En ella encuentras además de poeta, una gran compañera, una amable sirviente de sonrisas, una lágrima cuando se necesita y una mano a la que aferrar. Una mano, una lágrima, una amabilidad, que hacen de ti una amiga y no una conocida en la que no poder confiar.
Nuevemil lágrimas de acero que traspasan el corazón de mil muertos antes de caer al suelo del olvido.

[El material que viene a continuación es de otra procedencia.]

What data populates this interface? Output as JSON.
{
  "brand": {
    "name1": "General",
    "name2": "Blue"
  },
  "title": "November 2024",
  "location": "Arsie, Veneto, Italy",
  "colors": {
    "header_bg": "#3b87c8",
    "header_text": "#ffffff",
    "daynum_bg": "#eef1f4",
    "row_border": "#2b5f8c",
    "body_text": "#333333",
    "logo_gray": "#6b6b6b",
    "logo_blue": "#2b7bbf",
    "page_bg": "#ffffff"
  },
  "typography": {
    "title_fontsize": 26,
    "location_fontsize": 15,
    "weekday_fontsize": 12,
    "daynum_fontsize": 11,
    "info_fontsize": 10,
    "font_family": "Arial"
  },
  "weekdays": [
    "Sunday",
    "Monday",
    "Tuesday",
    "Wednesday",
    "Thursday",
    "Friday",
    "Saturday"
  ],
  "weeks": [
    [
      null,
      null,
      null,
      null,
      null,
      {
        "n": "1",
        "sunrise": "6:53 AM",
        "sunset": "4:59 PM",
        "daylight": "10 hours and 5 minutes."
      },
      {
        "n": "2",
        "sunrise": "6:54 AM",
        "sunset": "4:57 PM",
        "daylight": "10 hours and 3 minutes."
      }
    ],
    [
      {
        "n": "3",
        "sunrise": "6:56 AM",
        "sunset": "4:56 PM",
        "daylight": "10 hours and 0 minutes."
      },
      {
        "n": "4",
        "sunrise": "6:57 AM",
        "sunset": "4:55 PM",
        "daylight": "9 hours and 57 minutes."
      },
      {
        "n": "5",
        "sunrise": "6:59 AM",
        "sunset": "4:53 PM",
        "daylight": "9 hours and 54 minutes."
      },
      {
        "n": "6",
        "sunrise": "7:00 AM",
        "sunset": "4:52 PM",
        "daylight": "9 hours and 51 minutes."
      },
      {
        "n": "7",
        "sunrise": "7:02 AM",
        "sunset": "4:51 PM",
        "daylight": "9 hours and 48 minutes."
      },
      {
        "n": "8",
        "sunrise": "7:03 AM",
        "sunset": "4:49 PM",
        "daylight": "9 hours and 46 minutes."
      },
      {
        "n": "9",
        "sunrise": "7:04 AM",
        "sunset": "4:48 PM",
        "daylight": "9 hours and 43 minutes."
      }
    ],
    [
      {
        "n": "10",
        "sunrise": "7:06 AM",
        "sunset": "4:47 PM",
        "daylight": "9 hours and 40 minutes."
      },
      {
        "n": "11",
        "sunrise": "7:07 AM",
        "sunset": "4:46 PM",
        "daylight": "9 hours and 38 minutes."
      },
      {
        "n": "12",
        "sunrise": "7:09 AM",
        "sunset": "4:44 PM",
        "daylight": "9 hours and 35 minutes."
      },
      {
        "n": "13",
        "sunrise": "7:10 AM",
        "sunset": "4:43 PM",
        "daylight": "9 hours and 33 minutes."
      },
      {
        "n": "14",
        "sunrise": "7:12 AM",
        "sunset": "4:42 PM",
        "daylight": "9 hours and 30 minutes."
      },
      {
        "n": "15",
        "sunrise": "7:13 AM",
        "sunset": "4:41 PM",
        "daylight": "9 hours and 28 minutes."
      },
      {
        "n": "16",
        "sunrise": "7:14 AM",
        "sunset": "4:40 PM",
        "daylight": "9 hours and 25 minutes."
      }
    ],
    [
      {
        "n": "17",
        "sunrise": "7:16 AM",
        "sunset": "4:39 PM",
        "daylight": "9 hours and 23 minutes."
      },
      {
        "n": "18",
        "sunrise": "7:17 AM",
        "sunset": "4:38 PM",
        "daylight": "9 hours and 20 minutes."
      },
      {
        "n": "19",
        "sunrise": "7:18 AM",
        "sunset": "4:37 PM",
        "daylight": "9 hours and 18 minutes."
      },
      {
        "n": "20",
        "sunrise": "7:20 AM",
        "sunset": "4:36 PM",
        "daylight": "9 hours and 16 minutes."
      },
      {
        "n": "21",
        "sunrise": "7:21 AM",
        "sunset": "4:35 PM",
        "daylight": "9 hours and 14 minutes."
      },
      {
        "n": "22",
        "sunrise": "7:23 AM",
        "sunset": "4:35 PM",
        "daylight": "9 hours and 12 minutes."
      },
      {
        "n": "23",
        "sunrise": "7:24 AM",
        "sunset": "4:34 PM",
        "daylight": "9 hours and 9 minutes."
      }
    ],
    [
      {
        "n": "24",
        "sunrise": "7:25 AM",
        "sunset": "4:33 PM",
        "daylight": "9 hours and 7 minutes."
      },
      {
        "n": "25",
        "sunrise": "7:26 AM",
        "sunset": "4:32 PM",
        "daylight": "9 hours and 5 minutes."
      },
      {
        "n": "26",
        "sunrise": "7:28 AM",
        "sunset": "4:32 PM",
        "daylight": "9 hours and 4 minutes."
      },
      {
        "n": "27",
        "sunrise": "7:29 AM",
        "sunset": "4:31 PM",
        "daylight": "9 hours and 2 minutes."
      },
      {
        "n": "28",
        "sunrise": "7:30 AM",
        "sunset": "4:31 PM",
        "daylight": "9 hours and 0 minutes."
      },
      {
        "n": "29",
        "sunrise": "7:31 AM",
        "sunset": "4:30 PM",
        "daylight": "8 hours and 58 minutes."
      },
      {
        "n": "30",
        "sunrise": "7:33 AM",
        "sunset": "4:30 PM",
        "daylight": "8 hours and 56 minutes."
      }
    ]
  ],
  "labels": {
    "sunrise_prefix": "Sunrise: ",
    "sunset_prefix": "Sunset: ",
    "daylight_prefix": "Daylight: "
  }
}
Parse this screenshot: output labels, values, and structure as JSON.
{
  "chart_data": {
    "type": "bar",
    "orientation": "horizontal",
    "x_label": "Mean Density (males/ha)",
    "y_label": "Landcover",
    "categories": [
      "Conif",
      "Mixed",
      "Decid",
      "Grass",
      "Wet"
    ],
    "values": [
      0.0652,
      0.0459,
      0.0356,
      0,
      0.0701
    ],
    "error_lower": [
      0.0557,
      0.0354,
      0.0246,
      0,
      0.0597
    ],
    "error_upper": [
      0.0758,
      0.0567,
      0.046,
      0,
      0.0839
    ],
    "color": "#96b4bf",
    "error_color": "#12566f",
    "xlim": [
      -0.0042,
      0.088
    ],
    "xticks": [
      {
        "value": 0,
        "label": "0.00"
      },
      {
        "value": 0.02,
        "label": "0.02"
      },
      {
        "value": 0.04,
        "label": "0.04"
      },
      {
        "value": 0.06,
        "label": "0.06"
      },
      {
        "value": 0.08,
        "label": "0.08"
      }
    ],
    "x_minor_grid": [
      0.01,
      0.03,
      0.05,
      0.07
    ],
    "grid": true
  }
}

Nuevemil sonrisas de bronce y oro que arrancan el alma a cualquier vivo que logre encontrar su espíritu escondido.
Más que cuerpo, vagas por el cielo, con el fin de buscar algo nuevo. Pero el pasado llama a tu puerta y tu abres confiada, porque Nuevemil de acero y oro se deja confiar. La daga, aquella que escondiste, vuelve lentamente a rasgar tu cuerpo. Y una vez más Nuevemil de acero y bronce cae en el remolino del recuerdo porque nunca ha podido olvidar.
Tras pena y gloria recompuesta, te crees muerta y estás tan viva que pareces brillar. Hoy, la sonrisa clara, la mustia mirada, ha corrido despavorida para dejar tu rostro espléndido, lleno de regocijo y quizás miedo, ante tanta felicidad.
Esclava de tu pasado, hoy ya las cadenas tornan guirnaldas para vivir tu propio presente.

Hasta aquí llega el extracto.